Friday, July 08, 2011

Back To Business

Richard Wade Hunter Marr, a songwriter in Los Angeles quoted (HERE) by Duane Roggendorff:

"It is time to choose something different. The "God of Economics" which we started worshiping with Adam Smith's declaration that the "Marketplace" is led by an "Invisible hand," is the most bloodthirsty of all man-made myths!

Comment
As “the most bloodthirsty of all man-made myths!” it may be news to his readers that it is a myth that had nothing to do with Adam Smith. He never said anything so silly as the market is ‘’led by an invisible hand”.

The market consists of visible prices for things at which some sellers are willing to supply them and some buyers are willing to buy them, as set out in Books I and II of his book, Wealth Of Nations (1776).

There is no mention in anything that Adam Smith wrote that mentions markets in relation to his single use of the metaphor, ‘led by an invisible hand’ (in Book IV, chapter 2).

Nor was it used in the other single use of the metaphor of ‘an invisible hand’ by Adam Smith in his other work ‘Moral Sentiments’, published in 1759.

There are, in fact, two myths at work in relation to the metaphor of ‘an invisible hand’.

First myth, that Adam Smith used it in relation to markets; he didn’t.

Second myth, that such an entity actually exists in markets; it doesn’t.

Both myths originated, initially, in the later 19th century (Smith died in 1790) and grew, at first, among some economists in 20th century in academe (Cambridge, England) and later in Chicago, USA).
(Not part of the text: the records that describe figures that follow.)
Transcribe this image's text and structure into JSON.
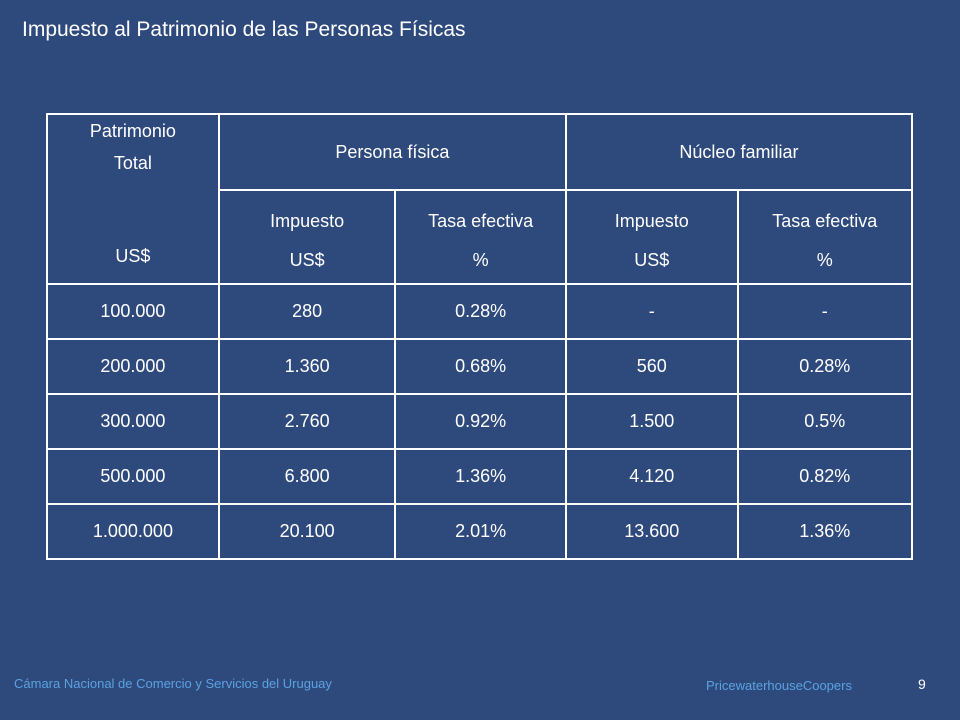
{
  "title": "Impuesto al Patrimonio de las Personas Físicas",
  "table": {
    "header": {
      "patrimonio_line1": "Patrimonio",
      "patrimonio_line2": "Total",
      "patrimonio_unit": "US$",
      "group_persona": "Persona física",
      "group_nucleo": "Núcleo familiar",
      "sub": [
        {
          "label": "Impuesto",
          "unit": "US$"
        },
        {
          "label": "Tasa efectiva",
          "unit": "%"
        },
        {
          "label": "Impuesto",
          "unit": "US$"
        },
        {
          "label": "Tasa efectiva",
          "unit": "%"
        }
      ]
    },
    "rows": [
      [
        "100.000",
        "280",
        "0.28%",
        "-",
        "-"
      ],
      [
        "200.000",
        "1.360",
        "0.68%",
        "560",
        "0.28%"
      ],
      [
        "300.000",
        "2.760",
        "0.92%",
        "1.500",
        "0.5%"
      ],
      [
        "500.000",
        "6.800",
        "1.36%",
        "4.120",
        "0.82%"
      ],
      [
        "1.000.000",
        "20.100",
        "2.01%",
        "13.600",
        "1.36%"
      ]
    ]
  },
  "footer": {
    "left": "Cámara Nacional de Comercio y Servicios del Uruguay",
    "right": "PricewaterhouseCoopers",
    "page": "9"
  },
  "colors": {
    "background": "#2e4a7d",
    "footer_text": "#5aa2e0",
    "text": "#ffffff"
  }
}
The myths ‘took off’ from the 1940s, primarily by Paul Samuelson – in his highly successful textbook, Economics: an introductory analysis, 1948, McGraw-Hill – and then by imitation by other authors in lectures, speeches, other textbooks, professional articles, and lastly by constant repetition by graduates in the media, politics, PR, and everyday conversations through to today. Samuelson’s famous text published its 20th edition in 2010 and 5 million copies later.

This may be a quote from a non-consequential source to High Academe and those professional economists and philosophers, with whom I have debate, the meaning they attribute to Adam Smith’s use of a popular 17th-18th century metaphor, I readily confess, to little effect, so far.
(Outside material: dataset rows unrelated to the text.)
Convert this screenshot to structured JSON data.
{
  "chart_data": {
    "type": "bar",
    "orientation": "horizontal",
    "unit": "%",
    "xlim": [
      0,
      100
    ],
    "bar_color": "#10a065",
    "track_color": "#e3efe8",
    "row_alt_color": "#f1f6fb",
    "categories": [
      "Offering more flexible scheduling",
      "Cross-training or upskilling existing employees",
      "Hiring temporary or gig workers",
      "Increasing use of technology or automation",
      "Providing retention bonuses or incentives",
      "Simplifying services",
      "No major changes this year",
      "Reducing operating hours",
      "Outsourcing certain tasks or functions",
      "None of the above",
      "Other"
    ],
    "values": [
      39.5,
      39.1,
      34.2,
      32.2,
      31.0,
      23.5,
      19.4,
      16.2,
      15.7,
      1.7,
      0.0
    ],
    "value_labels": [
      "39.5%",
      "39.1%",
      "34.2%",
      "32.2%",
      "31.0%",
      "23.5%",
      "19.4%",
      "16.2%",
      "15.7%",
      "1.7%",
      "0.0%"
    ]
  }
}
They listen, mostly politely – sometimes a trifle tetchy – but always (so far) with studied indifference.

The IH metaphor is too ‘neat’ and too ‘convenient’ for them to separate entirely from the myth that it was conceived (indeed, on occasion, that it was ‘invented’, ‘conceived’, or even, ‘first applied’) by Adam Smith. Apparently, my pointing out the historical truth is a sign of my taking the ‘romance’ out of philosophy and economics.
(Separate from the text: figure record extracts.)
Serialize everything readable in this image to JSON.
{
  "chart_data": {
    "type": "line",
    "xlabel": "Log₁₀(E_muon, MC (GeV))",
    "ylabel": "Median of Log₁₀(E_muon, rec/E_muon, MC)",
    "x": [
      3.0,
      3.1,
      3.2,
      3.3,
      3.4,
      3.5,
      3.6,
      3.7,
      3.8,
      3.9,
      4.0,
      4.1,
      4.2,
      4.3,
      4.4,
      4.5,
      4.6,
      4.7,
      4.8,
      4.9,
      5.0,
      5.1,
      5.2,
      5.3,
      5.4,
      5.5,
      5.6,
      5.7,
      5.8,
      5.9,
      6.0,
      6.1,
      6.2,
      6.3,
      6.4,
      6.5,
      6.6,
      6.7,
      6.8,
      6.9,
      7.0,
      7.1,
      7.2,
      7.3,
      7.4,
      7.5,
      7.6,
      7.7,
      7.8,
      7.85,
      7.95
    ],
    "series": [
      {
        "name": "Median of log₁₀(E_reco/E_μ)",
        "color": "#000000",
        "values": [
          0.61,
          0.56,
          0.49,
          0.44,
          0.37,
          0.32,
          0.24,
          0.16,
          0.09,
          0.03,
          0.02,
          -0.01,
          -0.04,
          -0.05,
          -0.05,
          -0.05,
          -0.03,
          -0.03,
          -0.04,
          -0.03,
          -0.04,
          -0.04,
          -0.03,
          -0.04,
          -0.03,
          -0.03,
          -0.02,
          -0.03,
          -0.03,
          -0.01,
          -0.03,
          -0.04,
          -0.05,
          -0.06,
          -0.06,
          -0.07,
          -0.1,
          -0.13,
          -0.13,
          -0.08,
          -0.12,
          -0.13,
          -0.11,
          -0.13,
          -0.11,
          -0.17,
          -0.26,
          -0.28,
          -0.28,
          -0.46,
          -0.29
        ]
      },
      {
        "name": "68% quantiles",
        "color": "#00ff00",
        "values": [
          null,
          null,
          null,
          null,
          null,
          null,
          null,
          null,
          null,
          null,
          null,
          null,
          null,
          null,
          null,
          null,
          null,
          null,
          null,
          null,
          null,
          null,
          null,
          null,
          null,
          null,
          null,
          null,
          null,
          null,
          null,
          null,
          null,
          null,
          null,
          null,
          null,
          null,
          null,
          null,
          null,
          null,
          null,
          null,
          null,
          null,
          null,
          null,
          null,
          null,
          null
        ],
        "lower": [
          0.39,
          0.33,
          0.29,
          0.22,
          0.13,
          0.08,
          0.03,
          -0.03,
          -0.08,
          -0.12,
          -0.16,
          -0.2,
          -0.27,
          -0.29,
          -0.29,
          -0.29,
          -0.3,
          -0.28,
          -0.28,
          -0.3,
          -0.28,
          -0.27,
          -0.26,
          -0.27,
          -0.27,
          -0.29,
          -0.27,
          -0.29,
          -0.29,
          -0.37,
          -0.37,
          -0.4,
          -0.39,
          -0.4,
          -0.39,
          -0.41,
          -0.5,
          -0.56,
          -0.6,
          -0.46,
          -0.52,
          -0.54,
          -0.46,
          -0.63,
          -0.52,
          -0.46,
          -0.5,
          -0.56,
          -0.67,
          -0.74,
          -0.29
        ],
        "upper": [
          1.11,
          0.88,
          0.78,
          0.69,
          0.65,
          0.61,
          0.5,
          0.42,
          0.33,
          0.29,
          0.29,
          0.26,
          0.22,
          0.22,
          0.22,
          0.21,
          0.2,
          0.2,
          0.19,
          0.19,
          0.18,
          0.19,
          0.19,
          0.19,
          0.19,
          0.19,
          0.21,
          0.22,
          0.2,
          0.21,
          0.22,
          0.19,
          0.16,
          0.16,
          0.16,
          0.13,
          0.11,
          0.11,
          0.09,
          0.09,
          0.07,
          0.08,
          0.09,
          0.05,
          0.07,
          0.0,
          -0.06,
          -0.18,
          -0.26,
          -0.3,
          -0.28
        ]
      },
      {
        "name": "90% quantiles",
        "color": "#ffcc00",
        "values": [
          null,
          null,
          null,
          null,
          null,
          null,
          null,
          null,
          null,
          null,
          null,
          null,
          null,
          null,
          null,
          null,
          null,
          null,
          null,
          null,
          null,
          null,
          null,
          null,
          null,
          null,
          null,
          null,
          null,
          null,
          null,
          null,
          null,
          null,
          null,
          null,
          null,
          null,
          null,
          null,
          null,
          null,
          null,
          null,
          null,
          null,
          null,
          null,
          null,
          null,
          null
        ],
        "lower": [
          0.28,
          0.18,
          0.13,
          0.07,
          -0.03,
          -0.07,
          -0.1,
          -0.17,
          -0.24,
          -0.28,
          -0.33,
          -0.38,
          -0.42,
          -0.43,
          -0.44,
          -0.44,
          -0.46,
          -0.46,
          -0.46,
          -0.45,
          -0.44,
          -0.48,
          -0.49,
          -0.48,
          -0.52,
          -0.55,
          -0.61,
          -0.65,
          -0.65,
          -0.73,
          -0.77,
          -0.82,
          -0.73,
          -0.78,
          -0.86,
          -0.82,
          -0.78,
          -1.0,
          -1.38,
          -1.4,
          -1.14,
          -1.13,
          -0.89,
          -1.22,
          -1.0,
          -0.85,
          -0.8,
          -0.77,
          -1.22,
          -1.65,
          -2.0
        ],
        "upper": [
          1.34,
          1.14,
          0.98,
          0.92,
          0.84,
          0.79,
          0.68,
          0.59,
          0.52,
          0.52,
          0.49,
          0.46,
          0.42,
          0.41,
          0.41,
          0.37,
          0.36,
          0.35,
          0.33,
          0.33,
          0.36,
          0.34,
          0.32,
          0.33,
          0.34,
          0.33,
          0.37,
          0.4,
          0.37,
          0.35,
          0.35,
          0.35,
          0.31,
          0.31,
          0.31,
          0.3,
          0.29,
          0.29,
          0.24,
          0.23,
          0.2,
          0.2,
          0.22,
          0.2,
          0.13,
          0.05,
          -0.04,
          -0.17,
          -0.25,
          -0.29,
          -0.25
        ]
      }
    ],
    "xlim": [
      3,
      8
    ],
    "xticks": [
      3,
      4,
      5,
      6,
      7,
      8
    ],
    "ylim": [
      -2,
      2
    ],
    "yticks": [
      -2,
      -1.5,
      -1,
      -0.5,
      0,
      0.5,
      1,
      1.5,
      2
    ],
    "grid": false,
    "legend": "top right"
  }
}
Possibly, but the same economists claim to expound ‘science’; I claim a more humble role: to present the historical facts and to try to restore Adam Smith’s lost legacy.

The result of the libel on Adam Smith’s legacy is that the 21st century believer in the myths as peddled by Academic authorities, is that a Richard Wade Hunter Marr, a songwriter in Los Angeles a songwriter in Los Angeles, spreads emotive anti-market ideas that influence those who listen to his songs (joining the rest of those who turn against markets in favour of I know not what, but certainly do not wish to try).